Thierry Mugler took the twentieth anniversary of his label to the Cirque d'Hiver on 26 March 1995 and staged it as a haute couture show that ran roughly an hour and contained around three hundred looks. The cast list reads now like an attempt to itemise a lost decade. Claudia, Linda, Kate, Karen, Naomi. Tippi Hedren, Patty Hearst, Veruschka. A brace of porn stars. Yorkshire terriers in numbers nobody has been able to satisfactorily explain. James Brown performed. The Botticelli-cribbing Venus gown that Cardi B later wore to the 2019 Grammys was unveiled at the same show. Even with all of that, the moment people remember is the second Nadja Auermann shed a floor-length purple coat and a sheer black cover-up to reveal a chrome and perspex bodysuit underneath.

The bodysuit, since catalogued by the V&A and Wikipedia under the name robot couture, was made in collaboration with three craftsmen rather than one. The corsetier Mr. Pearl built the inside, the artist Jean-Jacques Urcun shaped the surface, and Jean-Pierre Delcros, an aircraft bodywork specialist, did the hard panels. The visual references the house has acknowledged are Hajime Sorayama's airbrushed gynoids and Fritz Lang's 1927 Metropolis. What you actually saw on the runway was a woman in articulated metal with the mechanical detail of a fighter fairing and the joinery of a corset. The suit was structural in a way couture rarely is, because the construction logic was not from dressmaking at all. It came in via an industry that makes objects intended to fly without coming apart.

This is the part that justifies the bother of writing about it again. Couture has an expanded toolkit for soft goods. It has nobody on staff who knows how to anodise a panel or how to set a rivet that won't shear when the wearer breathes. Mugler went outside the trade and came back with a garment whose seams were not fabric seams. The collaboration model is the interesting fact, not the spectacle. After this show, the idea that a couture house could pull in an aerospace machinist or a bike-frame welder for a single garment stopped being fanciful. McQueen took the lesson into the moulded leather and resin work of the late 90s. Nicolas Ghesquière repurposed it at Balenciaga.

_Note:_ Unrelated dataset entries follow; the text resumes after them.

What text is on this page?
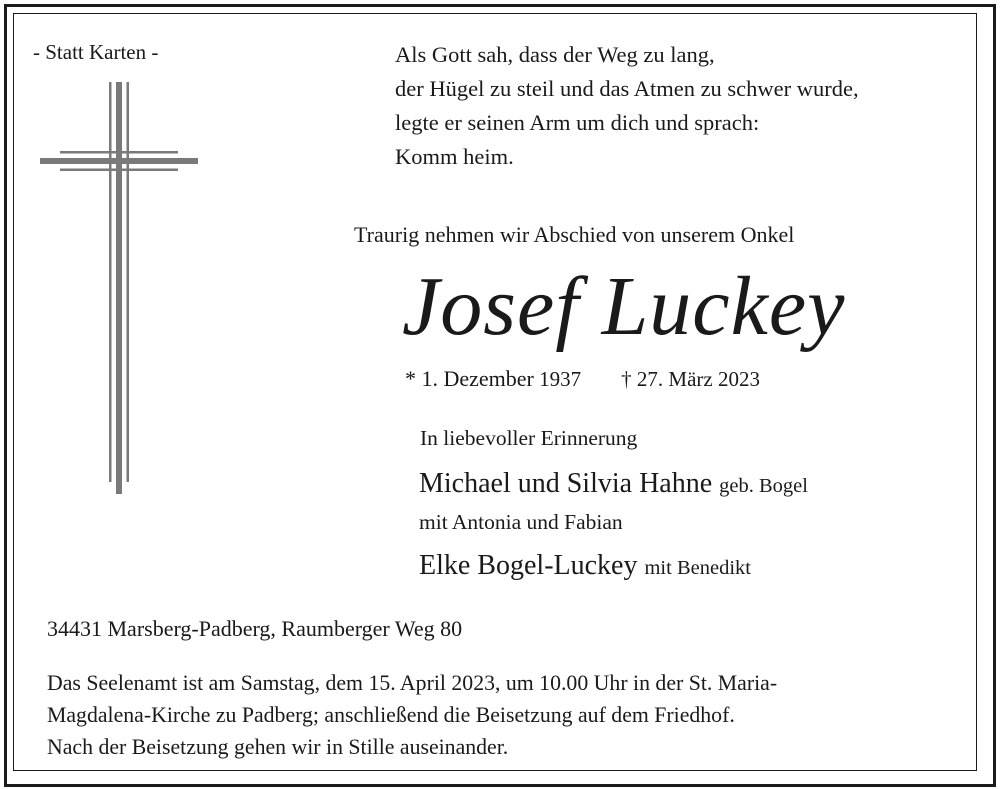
- Statt Karten -	Als Gott sah, dass der Weg zu lang,
der Hügel zu steil und das Atmen zu schwer wurde,
legte er seinen Arm um dich und sprach:
Komm heim.
Traurig nehmen wir Abschied von unserem Onkel
Josef Luckey
* 1. Dezember 1937 † 27. März 2023
In liebevoller Erinnerung
Michael und Silvia Hahne geb. Bogel
mit Antonia und Fabian
Elke Bogel-Luckey mit Benedikt
34431 Marsberg-Padberg, Raumberger Weg 80
Das Seelenamt ist am Samstag, dem 15. April 2023, um 10.00 Uhr in der St. Maria-
Magdalena-Kirche zu Padberg; anschließend die Beisetzung auf dem Friedhof.
Nach der Beisetzung gehen wir in Stille auseinander.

The other thing the show settled was who was going to photograph the suit. Helmut Newton ran an editorial in the November 1995 issue of American Vogue built around the gynoids, and that shoot is the one most people picture when they picture the suit, not the runway pass. Newton was on staff at French Vogue through the previous decade and had been working with Mugler in one configuration or another since 1976. The collection and the editorial belong to the same project. They were planned to sit beside each other on the page.

What the show did not do is end an era, although it gets written that way. The supermodel runway as a cultural form had another year of full pomp before it started to thin out, and Mugler himself produced couture for several more seasons before the line wound down at the start of the next decade. The accurate thing to say is narrower. On one March evening in 1995, the people who later got cast as the supporting characters of the decade were all at the Cirque d'Hiver at the same time, and the garment that turned up halfway through the show used a construction logic that no other couture house had on its floor. Whatever the gown count, that is the part the medium remembered.